Thursday, August 16, 2012

9 Backyard Science Experiments

My children are educated in the public school system. However, I strongly believe that parents are a child's first and most important teacher. Over the years we have engaged in some after-schooling activities. And every summer, I pick certain themes for each week so that we can read books from the library and plan activities in a way that is exciting and educational.

So today, as I was trying to wrap up our recent science week lessons, I decided that we needed to do a little tree study. There are many transpiration experiments online and it seemed an easy enough subject to describe (my favorite online explanation is this one). So I headed out into the backyard with a bag and a rubber band, planning how I would explain to my "eager" children that trees breath and sweat.

I explained to my kids that trees breathe in carbon dioxide and breathe out oxygen. Lucky us, since we breathe in oxygen and out carbon dioxide. Trees also take in water and nutrients through their roots then "sweat" out water through the stoma on their leaves as a way of pulling water up through the tall plant. The water quickly evaporates off the leaves and into the atmosphere ... unless we catch it first. The plastic bag went onto the tree, covering a small bundle of low hanging leaves. The rubber band then went around the bag to secure it. We checked back often and found that the transpiration was slow at first, but really picked up once the leaves were in full sunlight. The warmth of the sun made more of the water condense on the inside of the bag explained my eight year old!

There are so many simple backyard experiments to keep us outdoors and learning in a natural environment. Try one today:

1. Solar energy experiment:
Place ice cubes on white and black paper, other colors as well, and compare melt rates.

2. Worm farms:
Fill a large clear container with dirt and several ants or worms. Watch as they tunnel through the dirt.

3. Feed some ants:
Ants stomachs are apparently transparent (I haven't tried this one yet. But it looks really cool!).

4. Build a moisture trap:
Learn about how moisture condenses in the cool air of the night by catching the dew for morning observation. Dig a hole and place a small plastic container in the bottom. Cover the hole with plastic wrap and secure the sides with stones. Place a few small pebbles in the center of the plastic causing it to sag but not collapse. Check back in the morning.

5. Make a compass:
Check out a map, consult your iPhone compass, or build your own with household materials.

6. Make a weather station:
Measure the temperature with an outside thermometer. Plant pinwheels in the garden to measure wind speeds - fast or slow. And make a rain gauge out of an old plastic cup to catch and measure precipitation.

7. Look for fossils:
With a magnifying glass in hand, explore backyard rocks or shells looking for regular patterns or swirls.

8. Watch seeds grow:
Plant seeds in small compostable containers such as toilet paper rolls, eggs cartons, or tea bags. Keep the seeds wet with a spray bottle, observing the plants growth each day. After about 2 weeks, transplant the entire container into garden soil.

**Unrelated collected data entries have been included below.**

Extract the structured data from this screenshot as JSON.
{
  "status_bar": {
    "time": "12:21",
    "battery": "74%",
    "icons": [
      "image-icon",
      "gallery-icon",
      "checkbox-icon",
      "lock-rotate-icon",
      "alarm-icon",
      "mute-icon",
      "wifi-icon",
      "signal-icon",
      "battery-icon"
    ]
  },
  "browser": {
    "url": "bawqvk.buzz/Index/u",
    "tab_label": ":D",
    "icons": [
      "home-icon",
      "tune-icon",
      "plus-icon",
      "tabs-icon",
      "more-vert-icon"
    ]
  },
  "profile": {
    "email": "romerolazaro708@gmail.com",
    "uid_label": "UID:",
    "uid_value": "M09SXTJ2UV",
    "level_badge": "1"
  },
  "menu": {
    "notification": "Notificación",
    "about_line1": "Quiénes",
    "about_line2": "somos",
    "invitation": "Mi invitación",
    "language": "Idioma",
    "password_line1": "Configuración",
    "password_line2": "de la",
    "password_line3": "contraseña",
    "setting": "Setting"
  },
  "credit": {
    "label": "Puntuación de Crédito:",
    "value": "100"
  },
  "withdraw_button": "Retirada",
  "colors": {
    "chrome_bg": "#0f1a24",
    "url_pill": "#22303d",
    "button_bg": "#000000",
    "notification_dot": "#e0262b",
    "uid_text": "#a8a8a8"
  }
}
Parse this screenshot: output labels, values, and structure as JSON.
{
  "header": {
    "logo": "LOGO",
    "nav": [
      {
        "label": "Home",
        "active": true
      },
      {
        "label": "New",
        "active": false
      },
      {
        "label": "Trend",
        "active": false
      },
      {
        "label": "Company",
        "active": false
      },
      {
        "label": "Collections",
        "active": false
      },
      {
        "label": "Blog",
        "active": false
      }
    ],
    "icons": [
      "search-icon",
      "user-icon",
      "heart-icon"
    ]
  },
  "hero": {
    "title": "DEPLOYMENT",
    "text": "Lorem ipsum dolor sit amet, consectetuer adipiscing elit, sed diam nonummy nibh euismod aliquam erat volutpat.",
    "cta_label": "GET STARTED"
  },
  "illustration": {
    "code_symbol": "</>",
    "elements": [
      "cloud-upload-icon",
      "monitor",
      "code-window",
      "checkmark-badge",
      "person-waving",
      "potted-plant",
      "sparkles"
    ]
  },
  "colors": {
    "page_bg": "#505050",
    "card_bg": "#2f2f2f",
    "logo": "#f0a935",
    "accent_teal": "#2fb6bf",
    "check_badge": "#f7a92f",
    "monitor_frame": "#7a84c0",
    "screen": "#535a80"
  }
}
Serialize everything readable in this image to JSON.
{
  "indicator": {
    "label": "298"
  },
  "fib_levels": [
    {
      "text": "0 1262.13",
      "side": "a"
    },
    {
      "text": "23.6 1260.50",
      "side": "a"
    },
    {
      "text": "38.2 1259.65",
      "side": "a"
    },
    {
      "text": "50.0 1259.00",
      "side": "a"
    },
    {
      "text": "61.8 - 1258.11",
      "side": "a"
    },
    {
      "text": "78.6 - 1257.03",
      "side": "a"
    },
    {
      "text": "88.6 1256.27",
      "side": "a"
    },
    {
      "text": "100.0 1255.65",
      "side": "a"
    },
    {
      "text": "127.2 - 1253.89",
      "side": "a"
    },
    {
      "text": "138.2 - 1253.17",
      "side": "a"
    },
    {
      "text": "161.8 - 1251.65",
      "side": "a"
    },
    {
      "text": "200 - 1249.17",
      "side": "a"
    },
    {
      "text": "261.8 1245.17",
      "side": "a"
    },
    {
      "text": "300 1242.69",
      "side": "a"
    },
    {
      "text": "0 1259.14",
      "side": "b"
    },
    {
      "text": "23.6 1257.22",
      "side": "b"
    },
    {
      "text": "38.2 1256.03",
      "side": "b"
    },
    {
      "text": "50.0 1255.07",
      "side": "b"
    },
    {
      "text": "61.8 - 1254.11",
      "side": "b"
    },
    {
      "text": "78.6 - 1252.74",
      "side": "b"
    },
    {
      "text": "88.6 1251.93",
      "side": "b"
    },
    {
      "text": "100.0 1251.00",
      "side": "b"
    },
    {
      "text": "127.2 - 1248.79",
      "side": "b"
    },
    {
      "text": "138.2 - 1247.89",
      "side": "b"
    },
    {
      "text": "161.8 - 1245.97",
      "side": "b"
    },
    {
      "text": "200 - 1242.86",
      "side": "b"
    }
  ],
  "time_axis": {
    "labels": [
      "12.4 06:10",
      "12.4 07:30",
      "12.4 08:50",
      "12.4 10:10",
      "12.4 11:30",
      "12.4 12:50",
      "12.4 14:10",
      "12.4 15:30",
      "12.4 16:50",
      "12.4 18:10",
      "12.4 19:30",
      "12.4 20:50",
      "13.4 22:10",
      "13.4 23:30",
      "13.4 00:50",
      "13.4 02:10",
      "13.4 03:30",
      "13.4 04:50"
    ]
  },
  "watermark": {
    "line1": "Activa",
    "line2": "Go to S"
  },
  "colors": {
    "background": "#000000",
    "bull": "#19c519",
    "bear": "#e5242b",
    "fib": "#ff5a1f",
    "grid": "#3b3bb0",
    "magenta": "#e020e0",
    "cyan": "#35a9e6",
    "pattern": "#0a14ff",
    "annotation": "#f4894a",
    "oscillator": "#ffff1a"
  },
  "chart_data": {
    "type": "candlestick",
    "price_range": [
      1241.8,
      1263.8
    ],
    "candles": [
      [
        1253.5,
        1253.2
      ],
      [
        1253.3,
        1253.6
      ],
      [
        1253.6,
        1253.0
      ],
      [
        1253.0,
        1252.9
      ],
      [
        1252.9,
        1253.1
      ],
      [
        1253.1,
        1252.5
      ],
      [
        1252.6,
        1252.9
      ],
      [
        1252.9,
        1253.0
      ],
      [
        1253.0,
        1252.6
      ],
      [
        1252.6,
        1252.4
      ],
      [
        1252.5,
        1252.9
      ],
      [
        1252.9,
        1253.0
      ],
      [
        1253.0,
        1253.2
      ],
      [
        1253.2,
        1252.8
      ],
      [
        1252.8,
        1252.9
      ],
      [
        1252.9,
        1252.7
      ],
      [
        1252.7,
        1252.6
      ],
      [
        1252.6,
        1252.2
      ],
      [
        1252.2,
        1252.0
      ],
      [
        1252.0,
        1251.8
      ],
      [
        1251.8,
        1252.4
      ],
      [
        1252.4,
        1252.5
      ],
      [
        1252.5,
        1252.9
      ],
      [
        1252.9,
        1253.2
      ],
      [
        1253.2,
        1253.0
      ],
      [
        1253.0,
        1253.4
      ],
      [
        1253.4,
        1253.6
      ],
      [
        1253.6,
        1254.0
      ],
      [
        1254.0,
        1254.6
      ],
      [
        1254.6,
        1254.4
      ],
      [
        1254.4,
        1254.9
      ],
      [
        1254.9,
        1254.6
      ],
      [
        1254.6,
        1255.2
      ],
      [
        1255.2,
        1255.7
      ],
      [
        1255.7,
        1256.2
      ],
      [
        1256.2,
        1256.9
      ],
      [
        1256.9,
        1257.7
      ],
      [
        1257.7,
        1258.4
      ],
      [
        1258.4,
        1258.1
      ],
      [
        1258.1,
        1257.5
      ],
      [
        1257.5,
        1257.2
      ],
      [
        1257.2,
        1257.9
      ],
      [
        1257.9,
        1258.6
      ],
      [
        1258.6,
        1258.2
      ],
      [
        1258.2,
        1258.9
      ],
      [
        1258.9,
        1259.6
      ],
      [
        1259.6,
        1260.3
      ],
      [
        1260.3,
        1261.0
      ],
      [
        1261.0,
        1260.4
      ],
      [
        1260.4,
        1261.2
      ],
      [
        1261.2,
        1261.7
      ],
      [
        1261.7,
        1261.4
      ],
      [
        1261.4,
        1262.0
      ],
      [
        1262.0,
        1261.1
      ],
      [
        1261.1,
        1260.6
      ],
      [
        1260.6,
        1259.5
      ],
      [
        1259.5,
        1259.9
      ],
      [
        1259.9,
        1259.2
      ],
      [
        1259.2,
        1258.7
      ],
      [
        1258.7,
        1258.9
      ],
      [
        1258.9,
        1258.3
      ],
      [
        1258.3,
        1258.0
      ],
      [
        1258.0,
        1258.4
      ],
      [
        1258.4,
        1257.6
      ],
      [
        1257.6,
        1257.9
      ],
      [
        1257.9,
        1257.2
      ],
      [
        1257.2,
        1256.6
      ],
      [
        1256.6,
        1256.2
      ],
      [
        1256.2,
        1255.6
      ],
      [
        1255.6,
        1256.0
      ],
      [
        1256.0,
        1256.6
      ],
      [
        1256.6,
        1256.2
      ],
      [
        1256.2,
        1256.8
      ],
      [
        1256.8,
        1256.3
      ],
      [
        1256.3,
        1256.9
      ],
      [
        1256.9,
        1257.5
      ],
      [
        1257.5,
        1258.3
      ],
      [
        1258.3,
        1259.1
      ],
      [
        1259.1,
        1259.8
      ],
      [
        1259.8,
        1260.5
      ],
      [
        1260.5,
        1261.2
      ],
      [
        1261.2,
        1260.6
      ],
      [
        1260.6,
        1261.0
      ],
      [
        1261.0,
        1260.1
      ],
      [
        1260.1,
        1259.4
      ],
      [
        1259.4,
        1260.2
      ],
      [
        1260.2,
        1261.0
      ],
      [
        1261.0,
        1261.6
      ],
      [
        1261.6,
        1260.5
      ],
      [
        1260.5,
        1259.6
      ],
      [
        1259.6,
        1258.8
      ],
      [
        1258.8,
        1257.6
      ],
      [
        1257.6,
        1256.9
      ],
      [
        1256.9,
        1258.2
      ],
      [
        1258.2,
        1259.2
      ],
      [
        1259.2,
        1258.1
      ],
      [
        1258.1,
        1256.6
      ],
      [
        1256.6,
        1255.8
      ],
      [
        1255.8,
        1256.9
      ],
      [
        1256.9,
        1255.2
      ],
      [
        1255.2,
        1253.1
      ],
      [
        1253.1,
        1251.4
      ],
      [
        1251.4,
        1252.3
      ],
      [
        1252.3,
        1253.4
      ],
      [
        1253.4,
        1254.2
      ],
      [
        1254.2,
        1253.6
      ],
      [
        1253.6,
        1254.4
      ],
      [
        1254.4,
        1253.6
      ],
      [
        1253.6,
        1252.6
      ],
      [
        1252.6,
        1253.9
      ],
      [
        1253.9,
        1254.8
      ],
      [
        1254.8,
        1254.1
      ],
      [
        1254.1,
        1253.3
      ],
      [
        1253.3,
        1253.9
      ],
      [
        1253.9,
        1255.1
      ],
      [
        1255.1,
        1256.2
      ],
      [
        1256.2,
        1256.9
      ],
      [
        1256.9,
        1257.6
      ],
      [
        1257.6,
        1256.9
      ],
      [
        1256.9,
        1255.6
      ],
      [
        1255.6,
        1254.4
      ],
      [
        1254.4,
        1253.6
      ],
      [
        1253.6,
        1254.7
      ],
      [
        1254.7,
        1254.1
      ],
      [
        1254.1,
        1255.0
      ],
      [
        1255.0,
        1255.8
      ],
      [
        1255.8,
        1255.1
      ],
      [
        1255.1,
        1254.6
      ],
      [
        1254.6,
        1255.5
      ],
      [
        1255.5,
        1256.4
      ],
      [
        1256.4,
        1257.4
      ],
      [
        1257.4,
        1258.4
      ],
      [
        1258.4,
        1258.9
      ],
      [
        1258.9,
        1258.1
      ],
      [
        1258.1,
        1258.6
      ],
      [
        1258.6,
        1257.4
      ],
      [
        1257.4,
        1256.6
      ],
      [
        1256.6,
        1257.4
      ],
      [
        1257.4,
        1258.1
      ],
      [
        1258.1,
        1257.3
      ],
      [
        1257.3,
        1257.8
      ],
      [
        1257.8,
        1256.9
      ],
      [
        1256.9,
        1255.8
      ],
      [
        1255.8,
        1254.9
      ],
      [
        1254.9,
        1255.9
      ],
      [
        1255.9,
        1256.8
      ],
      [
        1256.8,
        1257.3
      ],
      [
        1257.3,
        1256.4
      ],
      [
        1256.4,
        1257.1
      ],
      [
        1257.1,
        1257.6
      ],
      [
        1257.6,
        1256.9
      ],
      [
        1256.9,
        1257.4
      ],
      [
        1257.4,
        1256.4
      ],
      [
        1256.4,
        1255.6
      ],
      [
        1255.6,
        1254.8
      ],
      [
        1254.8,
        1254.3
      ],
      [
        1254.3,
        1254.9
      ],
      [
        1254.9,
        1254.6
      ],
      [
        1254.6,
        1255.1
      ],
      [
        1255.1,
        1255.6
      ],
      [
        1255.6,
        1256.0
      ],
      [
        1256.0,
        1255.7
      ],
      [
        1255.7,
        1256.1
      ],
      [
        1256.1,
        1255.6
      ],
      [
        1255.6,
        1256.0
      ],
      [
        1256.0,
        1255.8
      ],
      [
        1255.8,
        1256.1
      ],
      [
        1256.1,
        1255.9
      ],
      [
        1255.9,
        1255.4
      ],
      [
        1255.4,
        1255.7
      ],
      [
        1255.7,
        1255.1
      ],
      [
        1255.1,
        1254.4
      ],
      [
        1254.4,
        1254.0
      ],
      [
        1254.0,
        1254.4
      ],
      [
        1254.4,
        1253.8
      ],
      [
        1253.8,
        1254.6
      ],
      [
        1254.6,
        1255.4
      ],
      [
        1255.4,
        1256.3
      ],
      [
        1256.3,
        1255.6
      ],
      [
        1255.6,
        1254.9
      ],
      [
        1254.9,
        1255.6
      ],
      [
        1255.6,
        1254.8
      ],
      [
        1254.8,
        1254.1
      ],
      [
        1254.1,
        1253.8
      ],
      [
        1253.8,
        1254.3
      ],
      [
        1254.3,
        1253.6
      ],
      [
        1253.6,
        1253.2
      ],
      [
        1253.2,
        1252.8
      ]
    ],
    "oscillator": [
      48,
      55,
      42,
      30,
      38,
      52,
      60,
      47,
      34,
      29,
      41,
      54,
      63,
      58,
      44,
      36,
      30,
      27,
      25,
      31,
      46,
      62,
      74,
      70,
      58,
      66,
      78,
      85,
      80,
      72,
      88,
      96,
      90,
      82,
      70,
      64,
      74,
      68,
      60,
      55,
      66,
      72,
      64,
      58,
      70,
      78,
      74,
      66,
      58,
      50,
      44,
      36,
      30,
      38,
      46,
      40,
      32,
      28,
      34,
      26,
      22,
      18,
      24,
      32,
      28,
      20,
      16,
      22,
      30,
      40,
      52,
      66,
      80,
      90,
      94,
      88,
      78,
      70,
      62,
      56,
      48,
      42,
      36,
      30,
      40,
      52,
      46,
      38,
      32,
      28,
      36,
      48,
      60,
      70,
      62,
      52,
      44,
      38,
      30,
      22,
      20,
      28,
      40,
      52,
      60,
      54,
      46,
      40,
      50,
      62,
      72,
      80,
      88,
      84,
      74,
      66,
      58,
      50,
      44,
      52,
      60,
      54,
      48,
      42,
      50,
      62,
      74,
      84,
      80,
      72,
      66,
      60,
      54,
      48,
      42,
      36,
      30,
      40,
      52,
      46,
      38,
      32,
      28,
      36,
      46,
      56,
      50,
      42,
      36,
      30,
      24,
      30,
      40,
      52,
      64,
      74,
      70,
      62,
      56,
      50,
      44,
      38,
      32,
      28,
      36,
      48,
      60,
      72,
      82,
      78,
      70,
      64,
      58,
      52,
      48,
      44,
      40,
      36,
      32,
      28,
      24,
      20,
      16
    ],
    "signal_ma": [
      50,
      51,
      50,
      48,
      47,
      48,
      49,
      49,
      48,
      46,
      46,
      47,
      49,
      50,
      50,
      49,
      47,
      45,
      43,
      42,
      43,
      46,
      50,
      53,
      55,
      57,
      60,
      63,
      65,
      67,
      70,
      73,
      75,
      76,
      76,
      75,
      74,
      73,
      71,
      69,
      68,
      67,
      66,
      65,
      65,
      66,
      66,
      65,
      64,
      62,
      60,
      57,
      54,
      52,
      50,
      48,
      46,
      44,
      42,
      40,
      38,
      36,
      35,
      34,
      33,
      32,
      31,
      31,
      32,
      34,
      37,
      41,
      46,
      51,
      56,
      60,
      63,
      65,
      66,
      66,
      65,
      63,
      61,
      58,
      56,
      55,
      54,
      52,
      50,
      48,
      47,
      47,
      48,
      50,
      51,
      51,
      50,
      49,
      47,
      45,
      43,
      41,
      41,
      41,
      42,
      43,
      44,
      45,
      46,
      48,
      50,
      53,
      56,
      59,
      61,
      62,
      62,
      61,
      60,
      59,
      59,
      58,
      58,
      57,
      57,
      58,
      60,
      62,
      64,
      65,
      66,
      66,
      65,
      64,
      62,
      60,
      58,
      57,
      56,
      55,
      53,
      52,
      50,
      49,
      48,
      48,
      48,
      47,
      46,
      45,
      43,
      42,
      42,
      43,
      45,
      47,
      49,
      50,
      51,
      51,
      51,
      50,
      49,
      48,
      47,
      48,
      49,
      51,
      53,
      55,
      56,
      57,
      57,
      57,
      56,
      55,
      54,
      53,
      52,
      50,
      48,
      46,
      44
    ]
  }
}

We'll continue to collect great ideas for learning in the backyard on our Classroom Without Walls Pinterest board. Leave a comment below with your favorite backyard science experiments and we'll pin it!


  1. lots of fantastic ideas there! We love garden science.

    Have you seen our transpiration flowers?

    Thanks for linking up to Science Sparks xx

    1. We've done something similar to the transpiration flowers here:
      but we may have to revisit this experiment now that we've seen why the color moves up the stem of the flower. And then some strawberry milk shakes to further illustrate the point!

  2. Great list of experiments - and I love the tree one you did!